Vanille : « Je voulais faire de la bossa nova à la française »

Se faire un prénom, et non un nom : telle est la quête de Vanille. L’artiste raconte comment elle a sculpté son identité musicale loin des évidences, une voix singulière qu’elle s’apprête à faire vibrer sur scène, son unique espace de vérité.

La Face B : Pour ceux qui ne te connaissent pas, comment te présenterais-tu ?

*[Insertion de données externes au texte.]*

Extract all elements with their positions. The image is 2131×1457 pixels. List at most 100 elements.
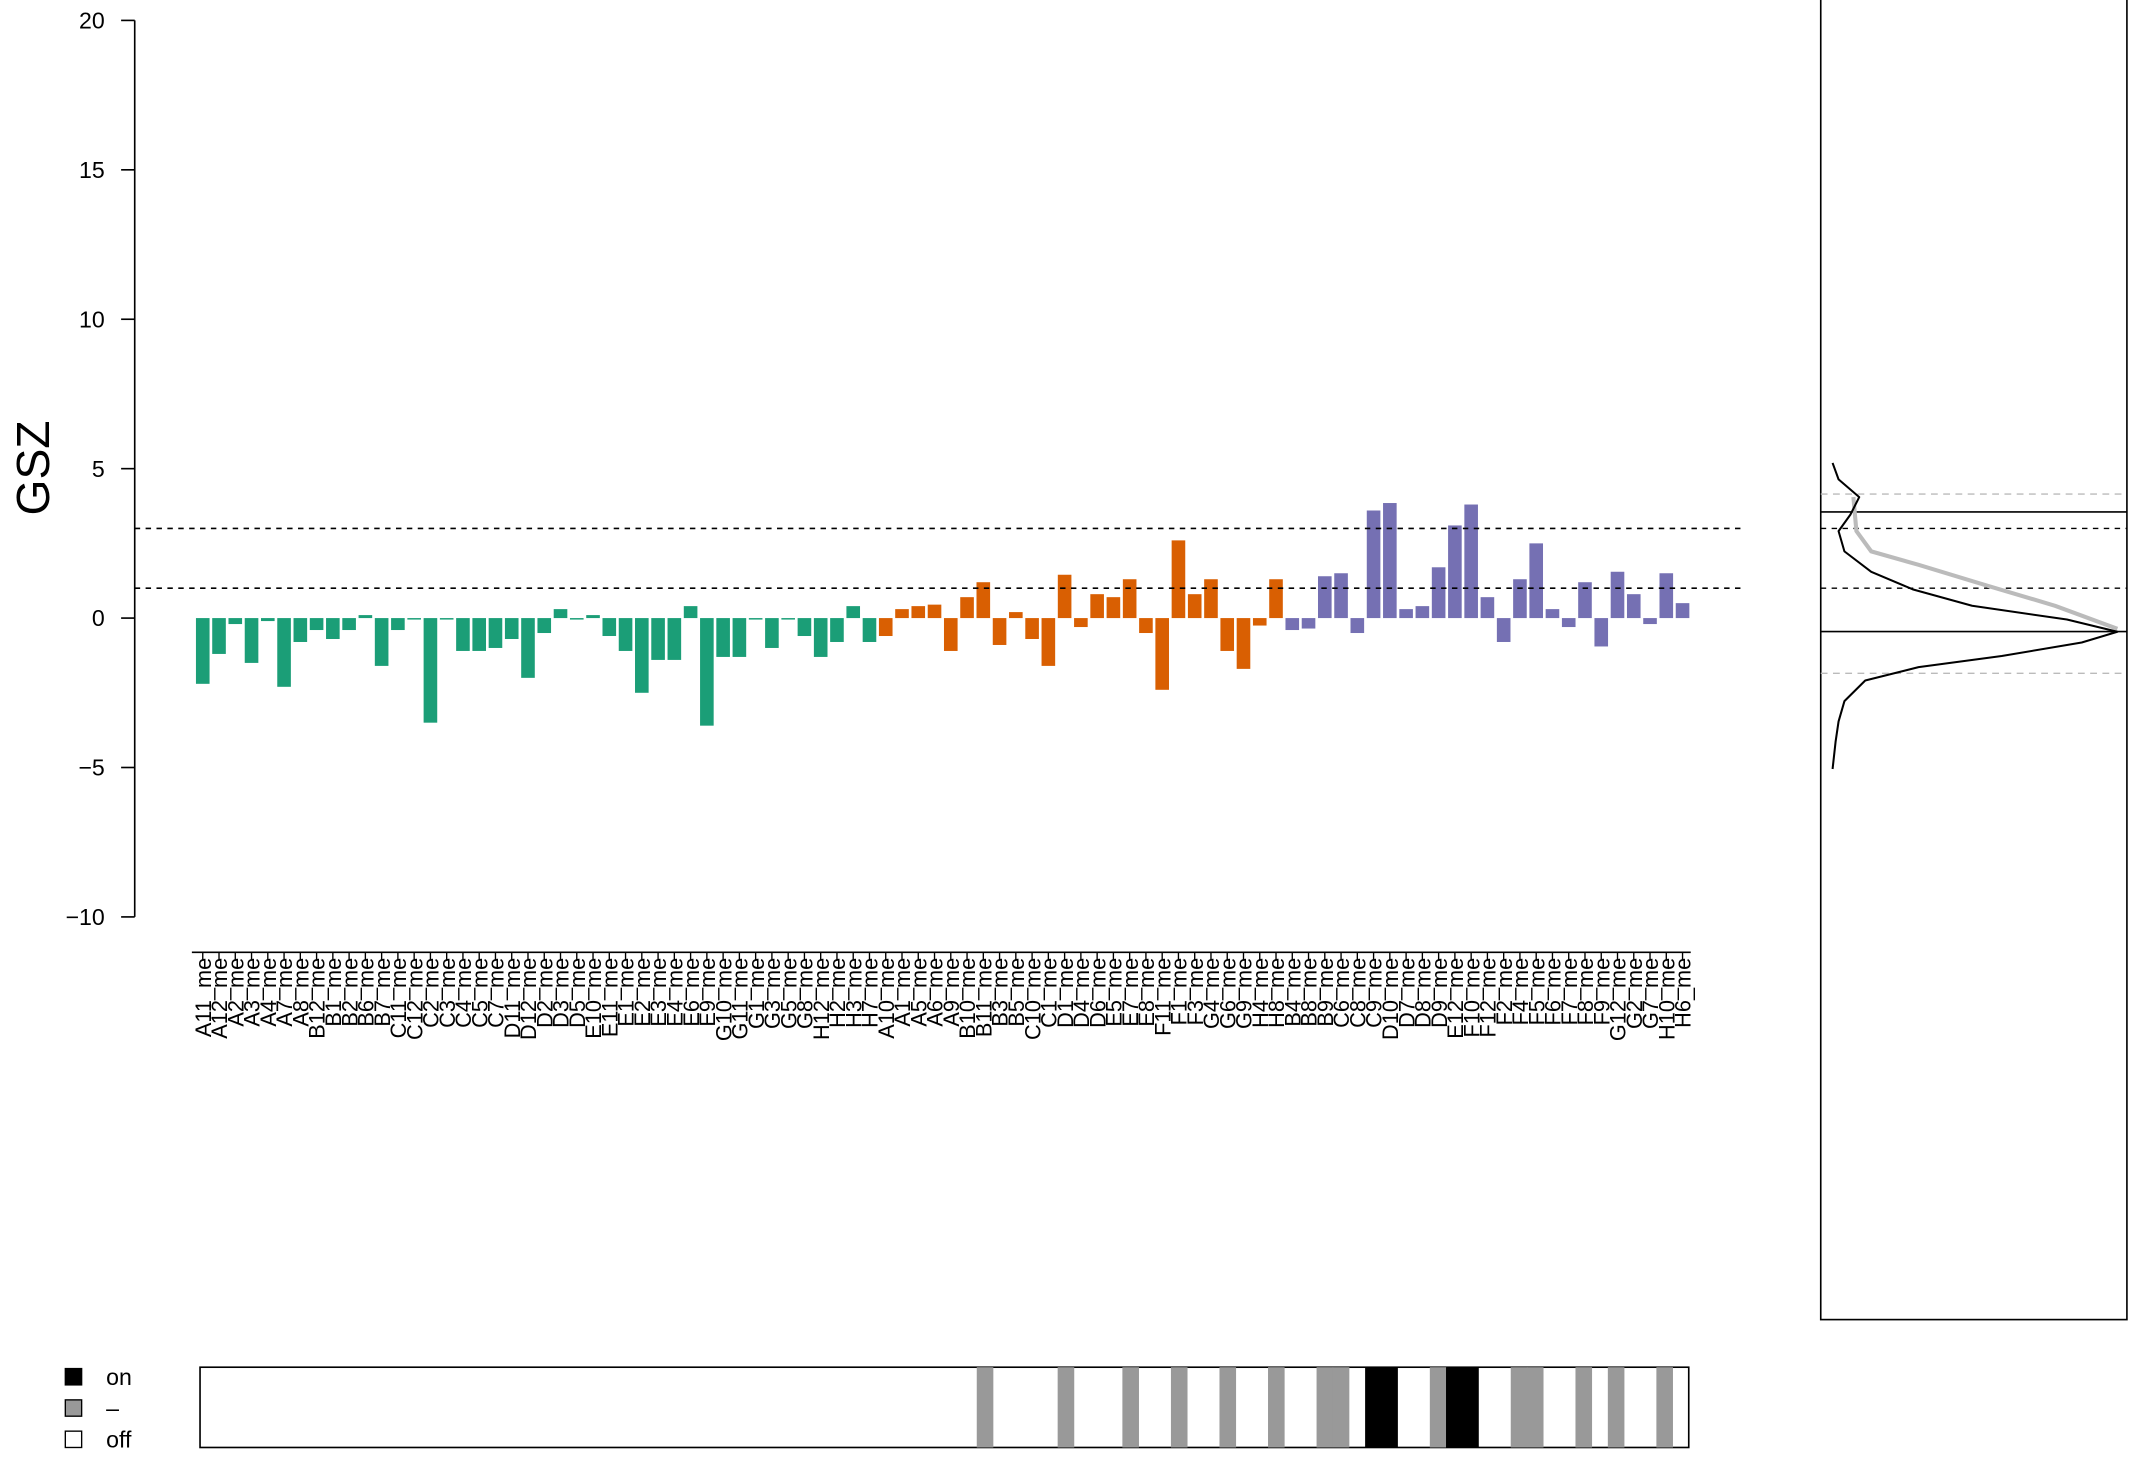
x-tick-label: H7_me	[858, 958, 883, 1028]
x-tick-label: H3_me	[841, 958, 866, 1028]
status-cell	[1332, 1367, 1350, 1448]
x-tick-label: B10_me	[955, 958, 980, 1039]
bar	[586, 615, 600, 619]
bar	[1220, 618, 1235, 651]
bar	[1009, 612, 1023, 619]
legend-swatch	[64, 1399, 83, 1417]
x-tick-label: D10_me	[1378, 958, 1403, 1040]
bar	[423, 618, 438, 723]
bar	[797, 618, 812, 637]
bar	[1334, 573, 1348, 619]
x-tick-label: E5_me	[1102, 958, 1127, 1027]
bar	[212, 618, 226, 654]
x-tick-label: B5_me	[1004, 958, 1029, 1027]
x-tick-label: F1_me	[1167, 958, 1192, 1026]
bar	[830, 618, 844, 642]
x-tick-label: H8_me	[1264, 958, 1289, 1028]
x-tick-label: H4_me	[1248, 958, 1273, 1028]
x-tick-label: B2_me	[337, 958, 362, 1027]
x-tick-label: A3_me	[240, 958, 265, 1027]
bar	[700, 618, 714, 726]
x-tick-label: B1_me	[321, 958, 346, 1027]
x-tick-label: G11_me	[728, 958, 753, 1040]
legend-swatch	[64, 1367, 83, 1386]
x-tick-label: E7_me	[1118, 958, 1143, 1027]
status-cell	[1268, 1367, 1285, 1448]
status-cell	[1607, 1367, 1625, 1448]
x-tick-label: G4_me	[1199, 958, 1224, 1029]
bar	[1301, 618, 1316, 629]
status-cell	[1656, 1367, 1673, 1448]
x-tick-label: D5_me	[565, 958, 590, 1028]
x-tick-label: E2_me	[630, 958, 655, 1027]
y-tick-label: 20	[79, 8, 105, 34]
x-tick-label: H10_me	[1654, 958, 1679, 1040]
bar	[504, 618, 519, 639]
x-tick-label: D12_me	[516, 958, 541, 1040]
bar	[943, 618, 958, 651]
x-tick-label: H6_me	[1671, 958, 1696, 1028]
bar	[521, 618, 535, 678]
bar	[1204, 579, 1218, 619]
bar	[293, 618, 308, 642]
x-tick-label: E8_me	[1134, 958, 1159, 1027]
legend-label: –	[106, 1395, 119, 1421]
bar	[260, 618, 275, 622]
bar	[537, 618, 552, 634]
x-tick-label: G10_me	[711, 958, 736, 1041]
legend-swatch	[64, 1430, 83, 1449]
bar	[1626, 594, 1641, 619]
x-tick-label: E4_me	[663, 958, 688, 1027]
x-tick-label: A4_me	[256, 958, 281, 1027]
x-tick-label: E6_me	[679, 958, 704, 1027]
x-tick-label: C5_me	[467, 958, 492, 1028]
y-tick-label: 10	[79, 306, 105, 332]
x-tick-label: C10_me	[1020, 958, 1045, 1040]
bar	[1464, 504, 1478, 619]
x-tick-label: F4_me	[1508, 958, 1533, 1026]
x-tick-label: G9_me	[1232, 958, 1257, 1029]
bar	[1513, 579, 1527, 619]
status-cell	[1219, 1367, 1237, 1448]
x-tick-label: C1_me	[1037, 958, 1062, 1028]
bar	[895, 609, 909, 619]
bar	[1122, 579, 1137, 619]
status-cell	[1381, 1367, 1398, 1448]
bar	[602, 618, 617, 637]
bar	[1431, 567, 1446, 619]
bar	[277, 618, 291, 687]
x-tick-label: A11_me	[191, 958, 216, 1037]
x-tick-label: F8_me	[1573, 958, 1598, 1026]
x-tick-label: F9_me	[1589, 958, 1614, 1026]
bar	[1529, 543, 1544, 619]
x-tick-label: B8_me	[1297, 958, 1322, 1027]
x-tick-label: H12_me	[809, 958, 834, 1040]
x-tick-label: A10_me	[874, 958, 899, 1039]
x-tick-label: E9_me	[695, 958, 720, 1027]
bar	[374, 618, 389, 666]
bar	[1496, 618, 1511, 642]
bar	[456, 618, 470, 651]
x-tick-label: G12_me	[1606, 958, 1631, 1041]
bar	[765, 618, 779, 648]
y-axis-label: GSZ	[7, 420, 59, 515]
status-cell	[1316, 1367, 1334, 1448]
side-panel-frame	[1819, 0, 2128, 1321]
status-cell	[1429, 1367, 1447, 1448]
bar	[1317, 576, 1332, 619]
bar	[1171, 540, 1186, 619]
x-tick-label: C2_me	[419, 958, 444, 1028]
x-tick-label: A12_me	[207, 958, 232, 1039]
bar	[927, 604, 942, 619]
bar	[618, 618, 633, 651]
x-tick-label: F3_me	[1183, 958, 1208, 1026]
bar	[683, 606, 698, 619]
x-tick-label: D7_me	[1394, 958, 1419, 1028]
bar	[1187, 594, 1202, 619]
x-tick-label: E10_me	[581, 958, 606, 1039]
y-tick-label: −10	[66, 904, 105, 930]
bar	[1610, 571, 1625, 619]
bar	[1155, 618, 1169, 690]
x-tick-label: D11_me	[500, 958, 525, 1039]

Vanille : Je suis chanteuse, autrice-compositrice, et je fais de la pop solaire en français. J’ai commencé la musique assez tard, après des études et un boulot dans l’événementiel. J’ai appris en autodidacte et aujourd’hui, je vis de ma musique. C’est ma plus grande fierté.

La Face B : Tu t’es beaucoup entourée pour ton nouvel album, notamment sur la composition. Comment s’est passée la création ?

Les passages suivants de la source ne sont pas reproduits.